In Japan, the ongoing decline in population, with a decrease of 800,000 in 2022 marking the 14th consecutive year of contraction, constrains economic growth.
This demographic trend translates into reduced production and consumption levels, according to Paul Donovan, chief economist at UBS Global Wealth Management.
The UK witnessed insufficient population and wage growth to counteract a decline in consumer spending, a key economic driver.
US economy resilient so far
Meanwhile, the US economy has displayed resilience, experiencing robust GDP growth over the past two quarters, largely fuelled by strong consumer spending.
Factors such as substantial pandemic stimulus measures amounting to $5 trillion and reduced dependency on Russian energy have contributed to its economic stability.
However, January’s retail sales data, falling below expectations, suggests potential belt-tightening among Americans despite a robust labour market, with unemployment rates consistently below 4% for 24 months.

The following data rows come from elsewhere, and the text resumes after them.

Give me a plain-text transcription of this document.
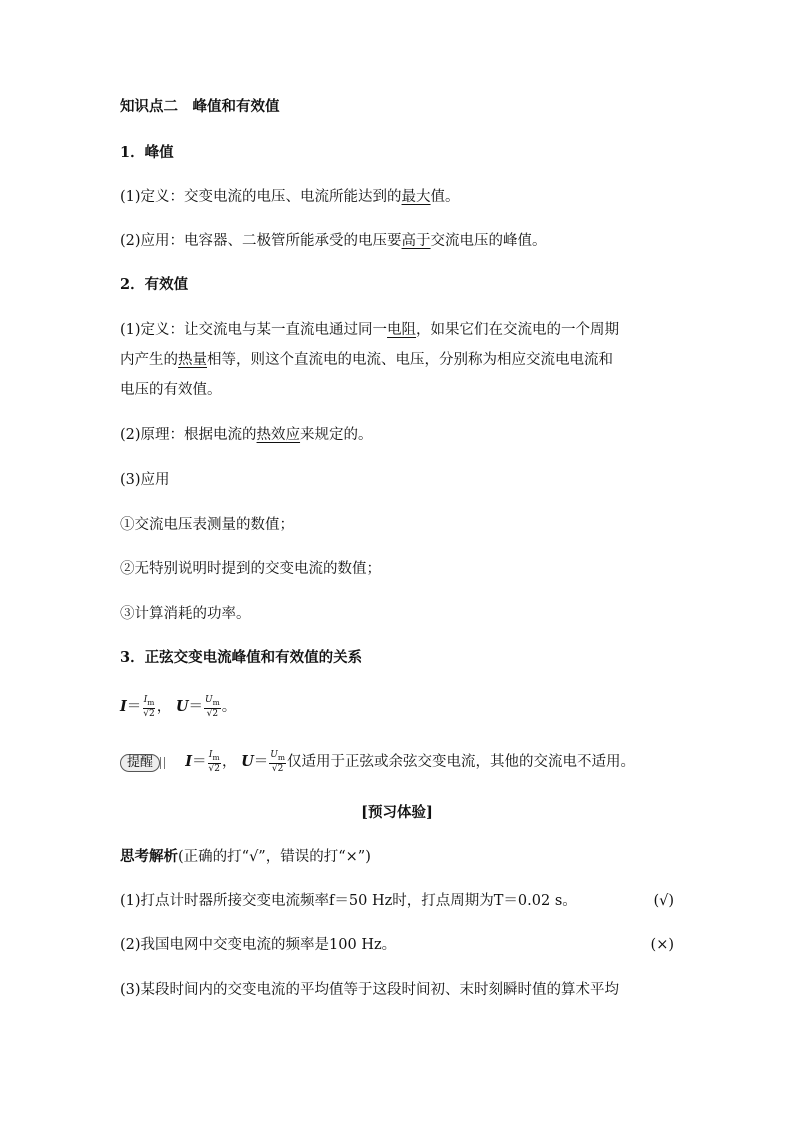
知识点二　峰值和有效值
1．峰值
(1)定义：交变电流的电压、电流所能达到的最大值。
(2)应用：电容器、二极管所能承受的电压要高于交流电压的峰值。
2．有效值
(1)定义：让交流电与某一直流电通过同一电阻，如果它们在交流电的一个周期
内产生的热量相等，则这个直流电的电流、电压，分别称为相应交流电电流和
电压的有效值。
(2)原理：根据电流的热效应来规定的。
(3)应用
①交流电压表测量的数值；
②无特别说明时提到的交变电流的数值；
③计算消耗的功率。
3．正弦交变电流峰值和有效值的关系
$I= \frac{I_m}{√2}$ ， $U= \frac{U_m}{√2}$ 。
提醒 $I= \frac{I_m}{√2}$ ， $U= \frac{U_m}{√2}$ 仅适用于正弦或余弦交变电流，其他的交流电不适用。
[预习体验]
思考解析(正确的打“√”，错误的打“×”)
(1)打点计时器所接交变电流频率f＝50 Hz时，打点周期为T＝0.02 s。	(√)
(2)我国电网中交变电流的频率是100 Hz。	(×)
(3)某段时间内的交变电流的平均值等于这段时间初、末时刻瞬时值的算术平均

Why the speculation of a US recession?
The possibility of a US recession in 2024 remains a subject of speculation. The Business Cycle Dating Committee at the National Bureau of Economic Research determines recession onset retroactively, considering factors such as unemployment spikes, income declines, and negative GDP growth rates.
Despite consecutive quarters of negative GDP growth in 2022, the committee did not declare a recession.
Federal Reserve Chair Jerome Powell acknowledges the elevated risk of recession since the Fed’s tightening cycle began in March 2022 but maintains that the economy is not currently in a recession. However, unforeseen economic shocks, like a global pandemic, remain a wildcard.
Citi’s chief Economist Andrew Hollenhorst told CNBC,
There’s this very powerful and seductive narrative around a soft landing, and we’re just not seeing it in the data.
Philipp Carlsson-Szlezak, global chief economist at Boston Consulting Group, predicts a slow-growth year for the US economy, citing its foundational strengths such as the labour market and robust personal finances.
The absence of expected interest rate cuts in 2024 could potentially disrupt financial markets and catalyze a recession, albeit an unlikely scenario.